Fisco, entrate per 97,5 miliardi in tre mesi A Bankitalia il 17,17% del debito pubblico

Inesorabilmente, implacabilmente, il fisco incassa sempre di più. Anche nel primo trimestre di quest'anno, le entrate tributarie sono aumentate, arrivando a sfiorare i 97,5 miliardi di euro, ancora mezzo miliardo in più rispetto al corrispondente periodo dell'anno scorso. E, come sempre, i maggiori introiti, in termini sia assoluti che relativi, sono arrivati dall'Irpef (53,858 miliardi, 1,521 più che nei primi tre mesi 2018) e dall'Iva (25,719 miliardi, 1,147 in più). Irpef che è pagata soprattutto dai lavoratori dipendenti e dai pensionati.
Il maggior incremento percentuale, però, è stato fatto segnare dalle entrate derivanti dalla tassazione dei giochi, che hanno assicurato allo Stato 3,825 miliardi (+6,3% sul primo trimestre dell'anno scorso), nonostante i propositi dei politici che vorrebbero frenare la diffusione del vizio e dei pericoli delle scommesse, fatte attraverso lotterie, gratta e vinci, slot machines e diverse altre modalità, tutte tendenti alla dipendenza.

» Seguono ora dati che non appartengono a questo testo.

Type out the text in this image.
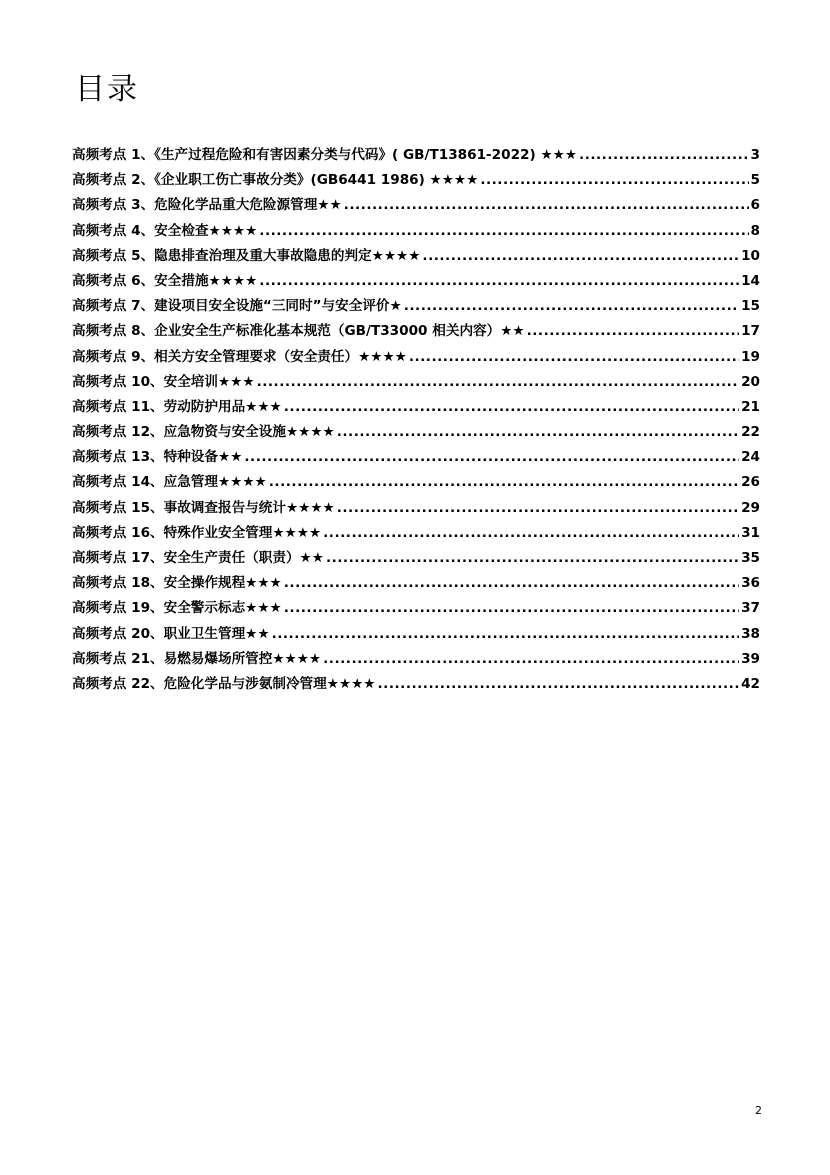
目录
高频考点 1、《生产过程危险和有害因素分类与代码》( GB/T13861-2022) ★★★ .....	3
高频考点 2、《企业职工伤亡事故分类》(GB6441 1986) ★★★★ .....	5
高频考点 3、危险化学品重大危险源管理★★ .....	6
高频考点 4、安全检查★★★★ .....	8
高频考点 5、隐患排查治理及重大事故隐患的判定★★★★ .....	10
高频考点 6、安全措施★★★★ .....	14
高频考点 7、建设项目安全设施“三同时”与安全评价★ .....	15
高频考点 8、企业安全生产标准化基本规范（GB/T33000 相关内容）★★ .....	17
高频考点 9、相关方安全管理要求（安全责任）★★★★ .....	19
高频考点 10、安全培训★★★ .....	20
高频考点 11、劳动防护用品★★★ .....	21
高频考点 12、应急物资与安全设施★★★★ .....	22
高频考点 13、特种设备★★ .....	24
高频考点 14、应急管理★★★★ .....	26
高频考点 15、事故调查报告与统计★★★★ .....	29
高频考点 16、特殊作业安全管理★★★★ .....	31
高频考点 17、安全生产责任（职责）★★ .....	35
高频考点 18、安全操作规程★★★ .....	36
高频考点 19、安全警示标志★★★ .....	37
高频考点 20、职业卫生管理★★ .....	38
高频考点 21、易燃易爆场所管控★★★★ .....	39
高频考点 22、危险化学品与涉氨制冷管理★★★★ .....	42
2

Dall'inizio di gennaio alla fine di marzo sono cresciute anche le entrate contributive dell'Inps, ammontate a 56,040 miliardi, 2,233 in più rispetto allo stesso periodo 2018 (+4,1%).
Nonostante la voracità del Fisco, il debito pubblico resta altissimo. A fine marzo è risultato di 2.358,8 miliardi di euro, 4,425 miliardi meno che alla fine di febbraio. In particolare, alle Amministrazioni pubbliche locali è imputato il debito di 85,838 miliardi, dei quali 31,548 dovuti da Regioni e Province Autonome, 6,829 miliardi da Province e Città metropolitane, 36,747 miliardi dai Comuni e 11,156 miliardi da altri enti.
Al 31 marzo, Banca d'Italia vantava un credito di 404,944 miliardi nei confronti delle Amministrazioni pubbliche, pari al 17,17% del loro debito. Invece, al 28 febbraio, il credito delle banche italiane ammontava a 672,964 miliardi e a 697,481 miliardi quello dei soggetti esteri, detentori quindi del 29,51% del debito delle Amministrazioni pubbliche italiane.